OK, then they must have the seach problem when blocking. Using a handle seems like a more optimal solution. If an OS must support futexes in shared memory, it could implement global handles and provide a new API to initialize a shared futex.
Owen wrote:One possible train of thought: If you have shared memory, you don't need to do as much memory copying during IPC.
Shared memory doesn't scale. If you need to add more machines, shared memory won't do. And adding more cores doesn't scale either as the memory system becomes a bottleneck. A generic IPC that works across machines on a network scales much better than any shared memory attempt.

And I do not copy during local IPC. I allocate page-aligned buffers in order to only transfer the page-tables between sender & receiver.

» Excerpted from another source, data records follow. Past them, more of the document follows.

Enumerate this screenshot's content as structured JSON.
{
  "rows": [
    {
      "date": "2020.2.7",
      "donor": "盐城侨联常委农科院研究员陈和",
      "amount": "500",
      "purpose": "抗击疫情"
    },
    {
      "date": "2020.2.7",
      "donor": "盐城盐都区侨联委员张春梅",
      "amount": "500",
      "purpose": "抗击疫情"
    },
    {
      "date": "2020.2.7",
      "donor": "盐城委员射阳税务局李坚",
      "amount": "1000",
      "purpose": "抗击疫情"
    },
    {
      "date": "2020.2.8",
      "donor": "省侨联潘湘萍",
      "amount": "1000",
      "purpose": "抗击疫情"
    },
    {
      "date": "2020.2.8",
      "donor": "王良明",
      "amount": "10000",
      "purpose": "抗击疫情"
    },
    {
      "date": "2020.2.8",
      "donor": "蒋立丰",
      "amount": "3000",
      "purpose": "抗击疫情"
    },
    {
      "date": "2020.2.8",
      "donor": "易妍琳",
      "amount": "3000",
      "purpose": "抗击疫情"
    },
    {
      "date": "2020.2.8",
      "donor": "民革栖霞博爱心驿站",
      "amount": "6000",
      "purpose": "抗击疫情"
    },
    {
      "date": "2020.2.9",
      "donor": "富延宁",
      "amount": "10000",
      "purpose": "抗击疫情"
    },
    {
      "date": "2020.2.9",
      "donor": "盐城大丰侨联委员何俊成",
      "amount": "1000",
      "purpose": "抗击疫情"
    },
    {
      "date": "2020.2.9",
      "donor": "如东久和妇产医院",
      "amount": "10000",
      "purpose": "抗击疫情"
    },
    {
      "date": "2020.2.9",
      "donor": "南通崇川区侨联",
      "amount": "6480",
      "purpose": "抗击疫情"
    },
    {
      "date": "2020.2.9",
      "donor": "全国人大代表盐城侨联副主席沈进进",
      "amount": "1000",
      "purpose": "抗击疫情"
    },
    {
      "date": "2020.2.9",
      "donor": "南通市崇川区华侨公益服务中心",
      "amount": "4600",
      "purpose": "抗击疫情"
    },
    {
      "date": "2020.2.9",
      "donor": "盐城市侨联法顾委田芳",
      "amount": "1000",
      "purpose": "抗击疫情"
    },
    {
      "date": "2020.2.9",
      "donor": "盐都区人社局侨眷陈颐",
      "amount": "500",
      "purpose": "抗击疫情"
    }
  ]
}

Re: Letting the kernel handle mutexes / semaphores with IPIs

Posted: Mon Jun 06, 2011 8:32 am
by Owen
Agreed, but
  • Lets not throw away the benefits of shared memory on a single machine, and
  • Shared memory makes a great base on which to build high-performance local IPC (In which the SHM is an implementation detail)
  • Shared memory is a great way to implement file access (i.e. all access is by memory mapping the file; this is implemented by mapping the RAM backing the cache into the process). Files are essentially shared memory anyway, and for most cases you'll get better performance with coarse-grained locking (as occurs with shared memory) than with sending fine-grained file ops over the network

Re: Letting the kernel handle mutexes / semaphores with IPIs

Posted: Mon Jun 06, 2011 8:38 am
by rdos
Owen wrote:Shared memory is a great way to implement file access (i.e. all access is by memory mapping the file; this is implemented by mapping the RAM backing the cache into the process). Files are essentially shared memory anyway, and for most cases you'll get better performance with coarse-grained locking (as occurs with shared memory) than with sending fine-grained file ops over the network
Certainly. File buffers are best implemented using shared (kernel) memory, and their pages can easily be mapped into a process address-space as well for faster access. I have implemented memory-mapped files since a while back.